Председатель махнул рукой и отступился. С тех пор к Митьке прилипла кличка «Казенный», которая почему-то льстила его нелепому самолюбию. Целыми днями он слонялся по селу, с презрительной гримасой слушал пересуды, сопровождая их непечатными комментариями, и не упускал случая поесть и выпить на дармовщину. Охотно он брался только за одну работу — резать кабанов, что сулило и выпивку и обильную жратву. Делать этого он тоже не умел, не раз случалось, что кабан с ножом в левом боку вырывался, дико визжа, заливая все кровью, метался по двору. Митька, ухмыляясь, раскуривал папиросу и приговаривал:
— Дойдешь, дойдешь…
Митька не забывал о своих похождениях с отцовским дробовиком, руки у него чесались, но о том, чтобы завести ружье, не могло быть и речи.

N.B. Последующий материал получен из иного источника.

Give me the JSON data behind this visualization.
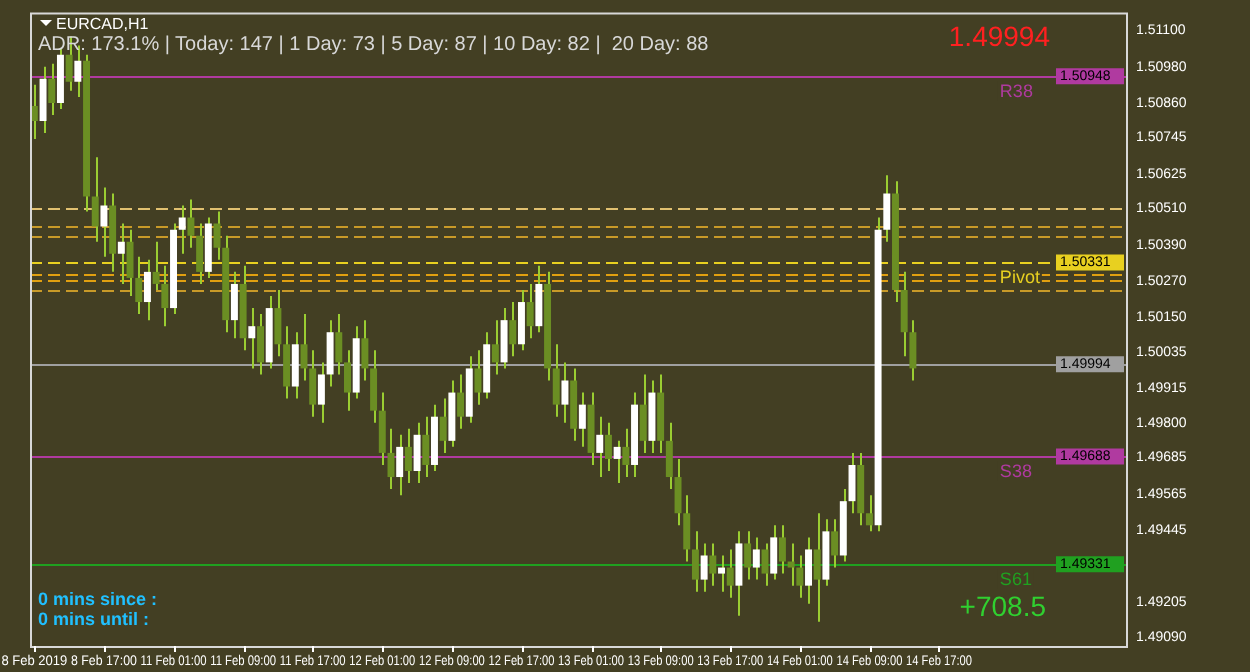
{
  "chart_data": {
    "type": "candlestick",
    "title": "EURCAD,H1",
    "annotations": [
      "ADR: 173.1% | Today: 147 | 1 Day: 73 | 5 Day: 87 | 10 Day: 82 |  20 Day: 88",
      "1.49994",
      "0 mins since :",
      "0 mins until :",
      "+708.5",
      "1.50948",
      "1.50331",
      "1.49994",
      "1.49688",
      "1.49331"
    ],
    "categories": [
      "8 Feb 2019",
      null,
      null,
      null,
      null,
      null,
      null,
      null,
      "8 Feb 17:00",
      null,
      null,
      null,
      null,
      null,
      null,
      null,
      "11 Feb 01:00",
      null,
      null,
      null,
      null,
      null,
      null,
      null,
      "11 Feb 09:00",
      null,
      null,
      null,
      null,
      null,
      null,
      null,
      "11 Feb 17:00",
      null,
      null,
      null,
      null,
      null,
      null,
      null,
      "12 Feb 01:00",
      null,
      null,
      null,
      null,
      null,
      null,
      null,
      "12 Feb 09:00",
      null,
      null,
      null,
      null,
      null,
      null,
      null,
      "12 Feb 17:00",
      null,
      null,
      null,
      null,
      null,
      null,
      null,
      "13 Feb 01:00",
      null,
      null,
      null,
      null,
      null,
      null,
      null,
      "13 Feb 09:00",
      null,
      null,
      null,
      null,
      null,
      null,
      null,
      "13 Feb 17:00",
      null,
      null,
      null,
      null,
      null,
      null,
      null,
      "14 Feb 01:00",
      null,
      null,
      null,
      null,
      null,
      null,
      null,
      "14 Feb 09:00",
      null,
      null,
      null,
      null,
      null,
      null,
      null,
      "14 Feb 17:00",
      null,
      null,
      null,
      null,
      null,
      null,
      null,
      null,
      null,
      null,
      null,
      null,
      null,
      null,
      null,
      null,
      null,
      null,
      null,
      null,
      null
    ],
    "ohlc": [
      [
        1.5085,
        1.5092,
        1.5074,
        1.508
      ],
      [
        1.508,
        1.5098,
        1.5076,
        1.5094
      ],
      [
        1.5094,
        1.5099,
        1.5082,
        1.5086
      ],
      [
        1.5086,
        1.5104,
        1.5084,
        1.5102
      ],
      [
        1.5102,
        1.5108,
        1.509,
        1.5093
      ],
      [
        1.5093,
        1.5105,
        1.5088,
        1.51
      ],
      [
        1.51,
        1.5102,
        1.505,
        1.5055
      ],
      [
        1.5055,
        1.5068,
        1.504,
        1.5045
      ],
      [
        1.5045,
        1.5058,
        1.5035,
        1.5052
      ],
      [
        1.5052,
        1.5056,
        1.503,
        1.5036
      ],
      [
        1.5036,
        1.5046,
        1.5026,
        1.504
      ],
      [
        1.504,
        1.5044,
        1.5022,
        1.5028
      ],
      [
        1.5028,
        1.5035,
        1.5016,
        1.502
      ],
      [
        1.502,
        1.5034,
        1.5014,
        1.503
      ],
      [
        1.503,
        1.504,
        1.5024,
        1.5026
      ],
      [
        1.5026,
        1.5032,
        1.5012,
        1.5018
      ],
      [
        1.5018,
        1.5046,
        1.5016,
        1.5044
      ],
      [
        1.5044,
        1.5052,
        1.5036,
        1.5048
      ],
      [
        1.5048,
        1.5054,
        1.5038,
        1.5042
      ],
      [
        1.5042,
        1.5046,
        1.5026,
        1.503
      ],
      [
        1.503,
        1.5048,
        1.5028,
        1.5046
      ],
      [
        1.5046,
        1.505,
        1.5034,
        1.5038
      ],
      [
        1.5038,
        1.5042,
        1.501,
        1.5014
      ],
      [
        1.5014,
        1.503,
        1.5008,
        1.5026
      ],
      [
        1.5026,
        1.5032,
        1.5004,
        1.5008
      ],
      [
        1.5008,
        1.5018,
        1.4998,
        1.5012
      ],
      [
        1.5012,
        1.5016,
        1.4996,
        1.5
      ],
      [
        1.5,
        1.5022,
        1.4998,
        1.5018
      ],
      [
        1.5018,
        1.5024,
        1.5002,
        1.5006
      ],
      [
        1.5006,
        1.5012,
        1.4988,
        1.4992
      ],
      [
        1.4992,
        1.501,
        1.4988,
        1.5006
      ],
      [
        1.5006,
        1.5016,
        1.4994,
        1.4998
      ],
      [
        1.4998,
        1.5004,
        1.4982,
        1.4986
      ],
      [
        1.4986,
        1.5,
        1.498,
        1.4996
      ],
      [
        1.4996,
        1.5014,
        1.4992,
        1.501
      ],
      [
        1.501,
        1.5016,
        1.4996,
        1.5
      ],
      [
        1.5,
        1.5004,
        1.4984,
        1.499
      ],
      [
        1.499,
        1.5012,
        1.4988,
        1.5008
      ],
      [
        1.5008,
        1.5014,
        1.4994,
        1.4998
      ],
      [
        1.4998,
        1.5004,
        1.498,
        1.4984
      ],
      [
        1.4984,
        1.499,
        1.4966,
        1.497
      ],
      [
        1.497,
        1.4978,
        1.4958,
        1.4962
      ],
      [
        1.4962,
        1.4976,
        1.4956,
        1.4972
      ],
      [
        1.4972,
        1.4978,
        1.496,
        1.4964
      ],
      [
        1.4964,
        1.498,
        1.496,
        1.4976
      ],
      [
        1.4976,
        1.4982,
        1.4962,
        1.4966
      ],
      [
        1.4966,
        1.4986,
        1.4964,
        1.4982
      ],
      [
        1.4982,
        1.4988,
        1.497,
        1.4974
      ],
      [
        1.4974,
        1.4994,
        1.4972,
        1.499
      ],
      [
        1.499,
        1.4996,
        1.4978,
        1.4982
      ],
      [
        1.4982,
        1.5002,
        1.498,
        1.4998
      ],
      [
        1.4998,
        1.5004,
        1.4986,
        1.499
      ],
      [
        1.499,
        1.501,
        1.4988,
        1.5006
      ],
      [
        1.5006,
        1.5014,
        1.4996,
        1.5
      ],
      [
        1.5,
        1.5018,
        1.4998,
        1.5014
      ],
      [
        1.5014,
        1.502,
        1.5002,
        1.5006
      ],
      [
        1.5006,
        1.5024,
        1.5004,
        1.502
      ],
      [
        1.502,
        1.5026,
        1.5008,
        1.5012
      ],
      [
        1.5012,
        1.5032,
        1.501,
        1.5026
      ],
      [
        1.5026,
        1.503,
        1.4994,
        1.4998
      ],
      [
        1.4998,
        1.5006,
        1.4982,
        1.4986
      ],
      [
        1.4986,
        1.5,
        1.498,
        1.4994
      ],
      [
        1.4994,
        1.4998,
        1.4974,
        1.4978
      ],
      [
        1.4978,
        1.499,
        1.4972,
        1.4986
      ],
      [
        1.4986,
        1.499,
        1.4966,
        1.497
      ],
      [
        1.497,
        1.4982,
        1.4962,
        1.4976
      ],
      [
        1.4976,
        1.498,
        1.4964,
        1.4968
      ],
      [
        1.4968,
        1.4974,
        1.496,
        1.4972
      ],
      [
        1.4972,
        1.4978,
        1.4962,
        1.4966
      ],
      [
        1.4966,
        1.499,
        1.4962,
        1.4986
      ],
      [
        1.4986,
        1.4996,
        1.497,
        1.4974
      ],
      [
        1.4974,
        1.4994,
        1.497,
        1.499
      ],
      [
        1.499,
        1.4996,
        1.497,
        1.4974
      ],
      [
        1.4974,
        1.498,
        1.4958,
        1.4962
      ],
      [
        1.4962,
        1.4968,
        1.4946,
        1.495
      ],
      [
        1.495,
        1.4956,
        1.4934,
        1.4938
      ],
      [
        1.4938,
        1.4944,
        1.4924,
        1.4928
      ],
      [
        1.4928,
        1.494,
        1.4924,
        1.4936
      ],
      [
        1.4936,
        1.494,
        1.4926,
        1.493
      ],
      [
        1.493,
        1.4936,
        1.4924,
        1.4932
      ],
      [
        1.4932,
        1.4938,
        1.4922,
        1.4926
      ],
      [
        1.4926,
        1.4944,
        1.4916,
        1.494
      ],
      [
        1.494,
        1.4944,
        1.4928,
        1.4932
      ],
      [
        1.4932,
        1.4942,
        1.4928,
        1.4938
      ],
      [
        1.4938,
        1.494,
        1.4926,
        1.493
      ],
      [
        1.493,
        1.4946,
        1.4928,
        1.4942
      ],
      [
        1.4942,
        1.4946,
        1.493,
        1.4934
      ],
      [
        1.4934,
        1.494,
        1.4926,
        1.4932
      ],
      [
        1.4932,
        1.4936,
        1.4922,
        1.4926
      ],
      [
        1.4926,
        1.4942,
        1.492,
        1.4938
      ],
      [
        1.4938,
        1.495,
        1.4914,
        1.4928
      ],
      [
        1.4928,
        1.4948,
        1.4926,
        1.4944
      ],
      [
        1.4944,
        1.4948,
        1.4932,
        1.4936
      ],
      [
        1.4936,
        1.4958,
        1.4934,
        1.4954
      ],
      [
        1.4954,
        1.497,
        1.495,
        1.4966
      ],
      [
        1.4966,
        1.497,
        1.4946,
        1.495
      ],
      [
        1.495,
        1.4956,
        1.4944,
        1.4946
      ],
      [
        1.4946,
        1.5048,
        1.4944,
        1.5044
      ],
      [
        1.5044,
        1.5062,
        1.504,
        1.5056
      ],
      [
        1.5056,
        1.506,
        1.502,
        1.5024
      ],
      [
        1.5024,
        1.503,
        1.5002,
        1.501
      ],
      [
        1.501,
        1.5014,
        1.4994,
        1.4998
      ],
      null,
      null,
      null,
      null,
      null,
      null,
      null,
      null,
      null,
      null,
      null,
      null,
      null,
      null,
      null,
      null,
      null,
      null,
      null,
      null,
      null,
      null,
      null,
      null
    ],
    "ylim": [
      1.4906,
      1.5116
    ],
    "yticks": [
      {
        "value": 1.511,
        "label": "1.51100"
      },
      {
        "value": 1.5098,
        "label": "1.50980"
      },
      {
        "value": 1.5086,
        "label": "1.50860"
      },
      {
        "value": 1.50745,
        "label": "1.50745"
      },
      {
        "value": 1.50625,
        "label": "1.50625"
      },
      {
        "value": 1.5051,
        "label": "1.50510"
      },
      {
        "value": 1.5039,
        "label": "1.50390"
      },
      {
        "value": 1.5027,
        "label": "1.50270"
      },
      {
        "value": 1.5015,
        "label": "1.50150"
      },
      {
        "value": 1.50035,
        "label": "1.50035"
      },
      {
        "value": 1.49915,
        "label": "1.49915"
      },
      {
        "value": 1.498,
        "label": "1.49800"
      },
      {
        "value": 1.49685,
        "label": "1.49685"
      },
      {
        "value": 1.49565,
        "label": "1.49565"
      },
      {
        "value": 1.49445,
        "label": "1.49445"
      },
      {
        "value": 1.49205,
        "label": "1.49205"
      },
      {
        "value": 1.4909,
        "label": "1.49090"
      }
    ],
    "ref_lines": [
      {
        "axis": "y",
        "value": 1.50948,
        "label": "R38",
        "color": "#b03aa0",
        "line_style": "solid"
      },
      {
        "axis": "y",
        "value": 1.5051,
        "color": "#e0c070",
        "line_style": "dashed"
      },
      {
        "axis": "y",
        "value": 1.5045,
        "color": "#c89a28",
        "line_style": "dashed"
      },
      {
        "axis": "y",
        "value": 1.5042,
        "color": "#c89a28",
        "line_style": "dashed"
      },
      {
        "axis": "y",
        "value": 1.50331,
        "label": "Pivot",
        "color": "#e8d020",
        "line_style": "dashed"
      },
      {
        "axis": "y",
        "value": 1.5029,
        "color": "#e0a010",
        "line_style": "dashed"
      },
      {
        "axis": "y",
        "value": 1.5027,
        "color": "#e0a010",
        "line_style": "dashed"
      },
      {
        "axis": "y",
        "value": 1.5024,
        "color": "#c89a28",
        "line_style": "dashed"
      },
      {
        "axis": "y",
        "value": 1.49994,
        "color": "#a0a0a0",
        "line_style": "solid"
      },
      {
        "axis": "y",
        "value": 1.49688,
        "label": "S38",
        "color": "#b03aa0",
        "line_style": "solid"
      },
      {
        "axis": "y",
        "value": 1.49331,
        "label": "S61",
        "color": "#20a020",
        "line_style": "solid"
      }
    ],
    "grid": false,
    "legend": false
  }
}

Разрешения ему не дали бы, да он и не смел об этом заикнуться. После краткого знакомства с угрозыском Митька был нагл со всеми, кроме работников милиции.
И единственным человеком в селе, перед которым с него слетали весь форс и фанаберия, был участковый уполномоченный. Он не стращал, ничем не угрожал, но видел Митьку насквозь, знал, за что тот сидел, и пустить ему пыль в глаза было невозможно.
И вдруг к Митьке Казенному попало ружье. Он его не украл, не купил. Ему вложили его в руки, и не кто-нибудь, а сам председатель сельсовета.
7
Произошло это потому, что председатель получил из района предписание.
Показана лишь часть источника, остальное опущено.